Briefing Complete and Argument Scheduled in CIC Services
November 16, 2020
The Supreme Court has scheduled oral argument in the CIC Services case for December 1. As has been the practice at the Court since March because of the pandemic, the argument will not occur in person, but rather will be conducted by telephone. And the questioning therefore will be more structured instead of the traditional free-for-all. After the advocate is allowed to give a brief, two-minute introduction without interruption, each Justice then will have a turn to ask questions — approximately three minutes for each Justice beginning with the Chief Justice and moving on in descending order of seniority from Justice Thomas down to new Justice Amy Coney Barrett — with the advocate allowed a minute or so at the end to sum up.

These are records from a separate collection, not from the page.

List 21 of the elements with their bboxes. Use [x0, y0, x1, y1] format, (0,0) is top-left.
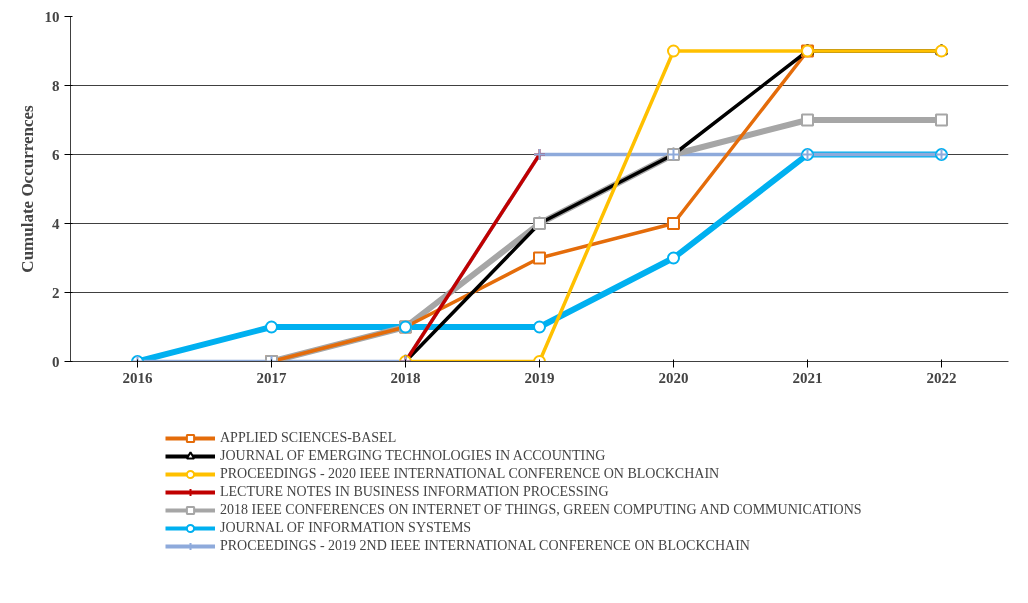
x-tick-label: 2020	[658, 369, 689, 386]
y-tick-label: 10	[44, 8, 60, 25]
y-axis-title: Cumulate Occurrences	[17, 104, 37, 273]
y-tick-label: 4	[52, 215, 60, 232]
legend-label: 2018 IEEE CONFERENCES ON INTERNET OF THINGS, GREEN COMPUTING AND COMMUNICATIONS	[220, 501, 862, 519]
x-tick-label: 2022	[926, 369, 957, 386]
x-tick-label: 2017	[256, 369, 287, 386]
y-tick-label: 6	[52, 146, 60, 163]
legend-label: PROCEEDINGS - 2019 2ND IEEE INTERNATIONAL CONFERENCE ON BLOCKCHAIN	[220, 537, 750, 555]
legend-label: APPLIED SCIENCES-BASEL	[220, 429, 397, 447]
x-tick-label: 2019	[524, 369, 555, 386]
x-tick-label: 2021	[792, 369, 823, 386]
legend-label: JOURNAL OF INFORMATION SYSTEMS	[220, 519, 472, 537]
y-tick-label: 0	[52, 353, 60, 370]
legend-label: PROCEEDINGS - 2020 IEEE INTERNATIONAL CONFERENCE ON BLOCKCHAIN	[220, 465, 720, 483]
x-tick-label: 2016	[122, 369, 153, 386]
legend-label: JOURNAL OF EMERGING TECHNOLOGIES IN ACCOUNTING	[220, 447, 606, 465]
x-tick-label: 2018	[390, 369, 421, 386]
y-tick-label: 2	[52, 284, 60, 301]
y-tick-label: 8	[52, 77, 60, 94]
legend-label: LECTURE NOTES IN BUSINESS INFORMATION PROCESSING	[220, 483, 609, 501]
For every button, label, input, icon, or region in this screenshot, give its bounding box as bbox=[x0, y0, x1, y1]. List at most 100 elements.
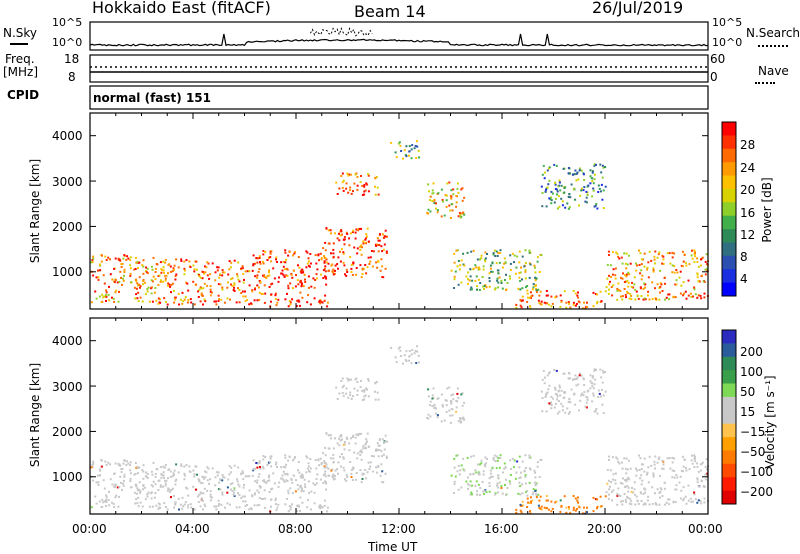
power-point bbox=[629, 292, 632, 295]
velocity-point bbox=[696, 501, 699, 504]
nave-dotted-line bbox=[755, 82, 775, 84]
power-point bbox=[643, 282, 646, 285]
power-point bbox=[592, 305, 595, 308]
velocity-point bbox=[651, 503, 654, 505]
velocity-point bbox=[111, 501, 113, 504]
velocity-point bbox=[108, 504, 111, 507]
velocity-point bbox=[97, 481, 100, 484]
power-point bbox=[358, 227, 361, 230]
velocity-point bbox=[519, 493, 522, 496]
velocity-point bbox=[334, 474, 336, 477]
power-point bbox=[376, 243, 378, 246]
velocity-point bbox=[706, 473, 709, 476]
velocity-point bbox=[517, 492, 520, 495]
power-point bbox=[699, 264, 702, 267]
velocity-point bbox=[275, 463, 277, 466]
power-point bbox=[242, 267, 244, 270]
power-point bbox=[217, 300, 220, 302]
velocity-point bbox=[129, 461, 132, 464]
velocity-point bbox=[492, 457, 495, 460]
velocity-point bbox=[521, 460, 524, 463]
power-point bbox=[365, 237, 367, 240]
velocity-point bbox=[597, 389, 600, 392]
velocity-point bbox=[565, 511, 568, 514]
velocity-point bbox=[332, 478, 335, 481]
velocity-point bbox=[164, 482, 167, 485]
power-point bbox=[215, 300, 217, 303]
velocity-point bbox=[534, 476, 537, 479]
velocity-point bbox=[167, 468, 170, 471]
power-point bbox=[105, 296, 108, 298]
power-point bbox=[377, 193, 380, 196]
power-point bbox=[264, 251, 267, 253]
velocity-point bbox=[383, 448, 386, 451]
velocity-point bbox=[567, 506, 570, 508]
velocity-point bbox=[354, 442, 357, 445]
velocity-point bbox=[355, 433, 358, 436]
power-point bbox=[499, 249, 502, 252]
velocity-point bbox=[579, 399, 582, 402]
power-point bbox=[556, 190, 559, 193]
power-point bbox=[429, 210, 432, 213]
power-point bbox=[352, 229, 355, 232]
velocity-point bbox=[537, 504, 540, 507]
date-label: 26/Jul/2019 bbox=[592, 0, 684, 17]
velocity-point bbox=[597, 396, 600, 398]
power-point bbox=[506, 282, 509, 284]
velocity-point bbox=[348, 442, 351, 445]
power-point bbox=[356, 252, 359, 255]
velocity-point bbox=[192, 469, 195, 472]
velocity-point bbox=[654, 492, 656, 495]
velocity-point bbox=[208, 482, 211, 485]
velocity-point bbox=[528, 481, 531, 484]
power-point bbox=[242, 295, 245, 298]
power-point bbox=[675, 283, 678, 286]
velocity-point bbox=[171, 487, 174, 490]
power-point bbox=[381, 233, 384, 236]
velocity-point bbox=[270, 465, 273, 468]
velocity-point bbox=[355, 472, 358, 474]
velocity-point bbox=[460, 486, 463, 489]
power-point bbox=[344, 273, 346, 276]
velocity-point bbox=[450, 402, 453, 405]
power-point bbox=[298, 300, 301, 303]
power-point bbox=[327, 262, 330, 265]
velocity-colorbar bbox=[721, 329, 737, 505]
velocity-point bbox=[568, 507, 571, 510]
velocity-point bbox=[341, 438, 343, 441]
power-point bbox=[354, 237, 357, 240]
velocity-point bbox=[700, 463, 702, 466]
power-point bbox=[428, 190, 430, 193]
velocity-point bbox=[621, 503, 624, 506]
power-point bbox=[658, 287, 661, 289]
power-point bbox=[340, 175, 343, 177]
velocity-point bbox=[367, 395, 370, 398]
velocity-point bbox=[617, 494, 620, 496]
velocity-point bbox=[410, 362, 413, 365]
power-point bbox=[402, 157, 404, 160]
power-point bbox=[602, 189, 605, 192]
power-point bbox=[495, 250, 498, 253]
power-point bbox=[454, 270, 457, 273]
power-point bbox=[195, 260, 198, 263]
power-point bbox=[254, 287, 256, 290]
velocity-point bbox=[209, 490, 212, 493]
velocity-point bbox=[302, 476, 305, 479]
velocity-point bbox=[101, 498, 104, 501]
velocity-point bbox=[578, 409, 580, 412]
velocity-point bbox=[146, 495, 149, 498]
power-point bbox=[405, 145, 408, 148]
velocity-point bbox=[640, 474, 643, 477]
power-point bbox=[690, 254, 693, 257]
velocity-point bbox=[554, 393, 557, 395]
velocity-point bbox=[254, 492, 256, 495]
power-point bbox=[544, 190, 547, 193]
velocity-point bbox=[240, 472, 243, 475]
power-point bbox=[296, 279, 299, 282]
power-point bbox=[592, 189, 595, 192]
power-point bbox=[582, 307, 584, 310]
power-point bbox=[366, 227, 369, 230]
velocity-point bbox=[221, 491, 224, 494]
power-point bbox=[347, 191, 350, 194]
power-point bbox=[165, 301, 167, 303]
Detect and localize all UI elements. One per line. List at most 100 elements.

The taxpayer’s reply brief (linked below) reemphasizes the textual arguments made in its opening brief. It contends that the government’s efforts to distinguish unfavorable precedent essentially amount to trying to revive the old principle of “tax exceptionalism,” which the Supreme Court explicitly rejected in 2011 in the Mayo Foundation case. By contrast, the taxpayer asserts, the government makes no “serious attempt to interpret the words of the statutory text” — even though textual analysis is the correct way to resolve the case.
In addition to the textual analysis, the reply brief argues that the taxpayer’s position is supported by examining the purposes of the Anti-Injunction Act and argues at length that a ruling for the government would create constitutional problems because it would require a taxpayer to run the risk of criminal prosecution in order to raise a pre-enforcement challenge to a reporting requirement.